I do think the "too big to fail" argument holds a lot of weight too. In the past internal/external pressures were the main cause of civilisational collapse, but in those days (right up until the collapse of the USSR) we had many different isolated civilisations, whereas to a large extent we now live in one huge globe-spanning civilisation. Sure there are political differences, but the economic system is more or less global and each state relies on global stability for its own success. It's got to the point where states which are practicing self-destructive tendencies are in fact "targetted" by the rest of the global community for intervention/regime change/correction and this is largely seen as being acceptable behaviour.
Although Erikson talks about natural causes (such as a plague killing people) as a possible cause of a civilisational collapse, I think it's far more likely that economic reasons would be at the heart of it.

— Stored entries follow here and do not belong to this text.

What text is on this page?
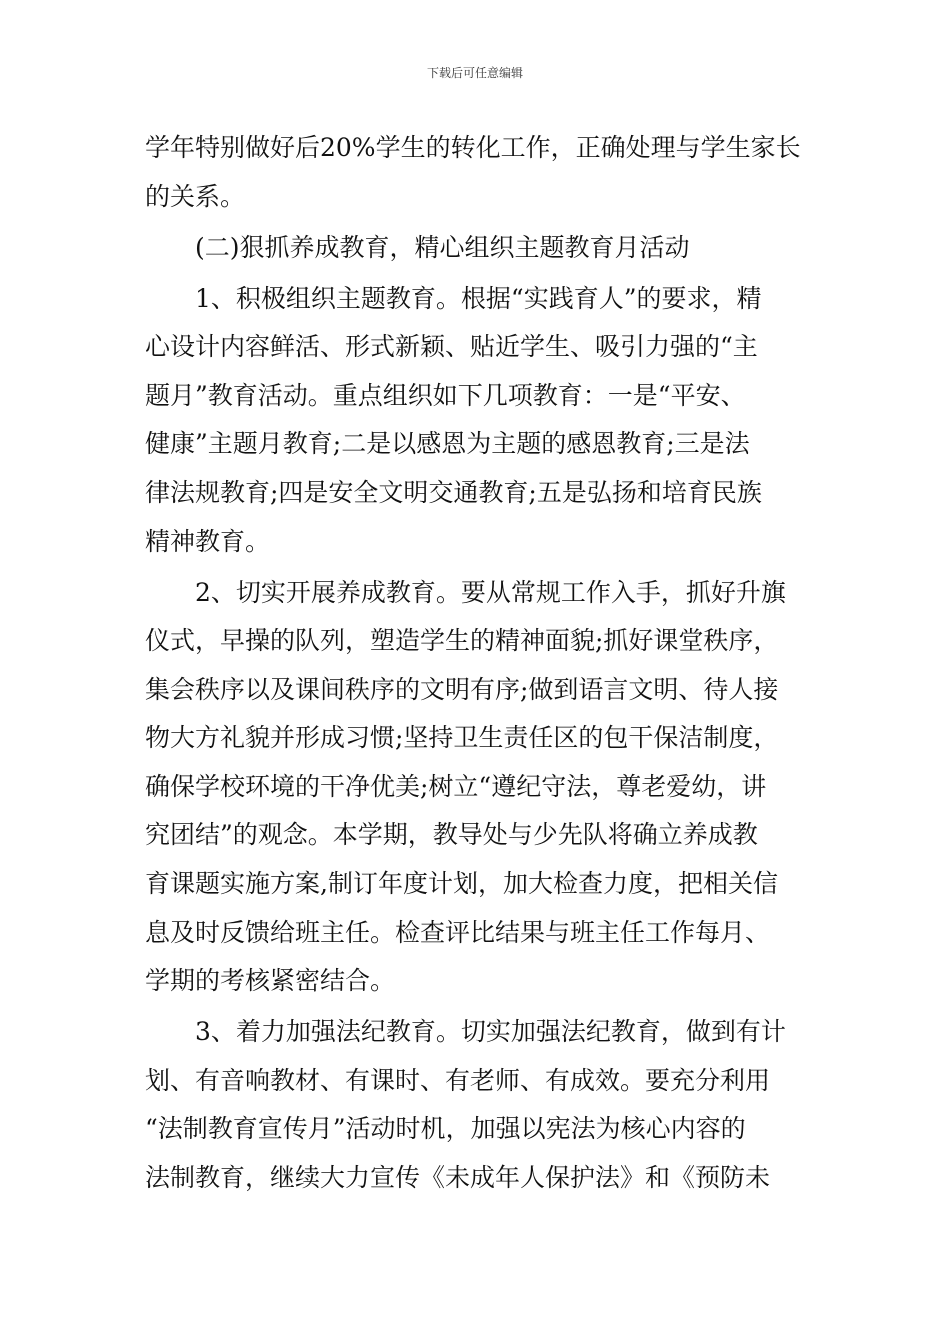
下载后可任意编辑
学年特别做好后20%学生的转化工作，正确处理与学生家长
的关系。
(二)狠抓养成教育，精心组织主题教育月活动
1、积极组织主题教育。根据“实践育人”的要求，精
心设计内容鲜活、形式新颖、贴近学生、吸引力强的“主
题月”教育活动。重点组织如下几项教育：一是“平安、
健康”主题月教育;二是以感恩为主题的感恩教育;三是法
律法规教育;四是安全文明交通教育;五是弘扬和培育民族
精神教育。
2、切实开展养成教育。要从常规工作入手，抓好升旗
仪式，早操的队列，塑造学生的精神面貌;抓好课堂秩序，
集会秩序以及课间秩序的文明有序;做到语言文明、待人接
物大方礼貌并形成习惯;坚持卫生责任区的包干保洁制度，
确保学校环境的干净优美;树立“遵纪守法，尊老爱幼，讲
究团结”的观念。本学期，教导处与少先队将确立养成教
育课题实施方案,制订年度计划，加大检查力度，把相关信
息及时反馈给班主任。检查评比结果与班主任工作每月、
学期的考核紧密结合。
3、着力加强法纪教育。切实加强法纪教育，做到有计
划、有音响教材、有课时、有老师、有成效。要充分利用
“法制教育宣传月”活动时机，加强以宪法为核心内容的
法制教育，继续大力宣传《未成年人保护法》和《预防未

Shortage of resources and slowly changing attitudes towards internationalism have meant that people no longer consider the future of their own country as paramount above that of others. Wars over oil, food-even water are the most likely causes of civilisational collapse, and even then it would be localised.

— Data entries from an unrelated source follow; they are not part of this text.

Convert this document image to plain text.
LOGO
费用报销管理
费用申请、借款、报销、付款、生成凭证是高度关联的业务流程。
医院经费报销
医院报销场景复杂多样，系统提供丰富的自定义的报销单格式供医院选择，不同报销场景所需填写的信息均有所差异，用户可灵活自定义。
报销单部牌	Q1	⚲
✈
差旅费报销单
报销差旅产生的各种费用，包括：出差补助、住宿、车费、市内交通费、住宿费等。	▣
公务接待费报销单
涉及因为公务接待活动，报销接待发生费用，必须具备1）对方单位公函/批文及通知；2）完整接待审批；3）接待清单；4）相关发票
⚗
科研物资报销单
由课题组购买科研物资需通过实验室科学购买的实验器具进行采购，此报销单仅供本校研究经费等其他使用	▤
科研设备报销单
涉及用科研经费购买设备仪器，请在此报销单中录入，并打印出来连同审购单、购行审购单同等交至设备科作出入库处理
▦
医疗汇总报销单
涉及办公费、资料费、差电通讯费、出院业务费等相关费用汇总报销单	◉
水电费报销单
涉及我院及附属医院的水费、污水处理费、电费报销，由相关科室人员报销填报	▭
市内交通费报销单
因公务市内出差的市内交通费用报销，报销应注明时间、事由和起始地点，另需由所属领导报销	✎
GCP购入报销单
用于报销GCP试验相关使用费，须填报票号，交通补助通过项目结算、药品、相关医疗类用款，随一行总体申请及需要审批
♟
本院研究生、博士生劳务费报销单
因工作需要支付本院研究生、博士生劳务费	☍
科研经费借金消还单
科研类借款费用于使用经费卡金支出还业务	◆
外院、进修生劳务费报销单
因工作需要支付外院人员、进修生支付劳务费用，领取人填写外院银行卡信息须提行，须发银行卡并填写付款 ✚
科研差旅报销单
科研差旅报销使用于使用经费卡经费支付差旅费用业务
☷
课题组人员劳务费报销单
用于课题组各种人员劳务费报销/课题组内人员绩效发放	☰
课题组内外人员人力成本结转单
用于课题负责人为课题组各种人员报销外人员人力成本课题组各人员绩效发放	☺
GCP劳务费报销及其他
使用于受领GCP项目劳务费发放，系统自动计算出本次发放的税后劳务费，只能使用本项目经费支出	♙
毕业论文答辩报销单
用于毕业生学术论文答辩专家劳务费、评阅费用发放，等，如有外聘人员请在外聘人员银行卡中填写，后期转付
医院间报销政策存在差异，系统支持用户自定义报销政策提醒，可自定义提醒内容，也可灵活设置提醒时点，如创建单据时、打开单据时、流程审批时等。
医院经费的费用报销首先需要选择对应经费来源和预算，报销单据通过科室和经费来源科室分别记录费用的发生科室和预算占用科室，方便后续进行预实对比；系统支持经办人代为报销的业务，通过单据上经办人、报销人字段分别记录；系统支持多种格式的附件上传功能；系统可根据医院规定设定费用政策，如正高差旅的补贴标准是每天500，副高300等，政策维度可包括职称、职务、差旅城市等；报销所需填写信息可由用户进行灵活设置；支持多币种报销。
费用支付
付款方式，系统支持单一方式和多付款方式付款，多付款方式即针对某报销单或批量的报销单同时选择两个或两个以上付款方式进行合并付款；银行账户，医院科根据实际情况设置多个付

A common end-of-the-world scenario is that the West/developed nations, seeing the depletion of resources as a direct threat, grow ever more tyrannical in their control, leading to an end of our value system and therefore a decent into the kind of self-destructive system that killed the central american civs (in SE's essay) admittedly with less brain smashing. In the UK if you work in the Houses of Parliament you have to sign a disclaimer saying you won't try to overthrow parliamentary democracy (no, really). The basic principle is that you will, whatever your views, try and implement your plans through the current infrastructure, rather than smash the state. I think that short of a global catastrophe of epic proportions, the changes that come to our civilisation will be creeping not sudden, and will be viewed in terms of slowly changing and accepted attitudes rather than a massive doomsday.
To underline all of that rambling nonsense, the main difference between all of the civs we're digging up and the one we're trying to bury is that the one we have now has no serious external enemies, a system where power is based on mutual recognition and an economic system that demands stability and mutual support. Even the prospect of war is unlikely for the first time- not because we're less aggressive than before, just because there are few advantages to it.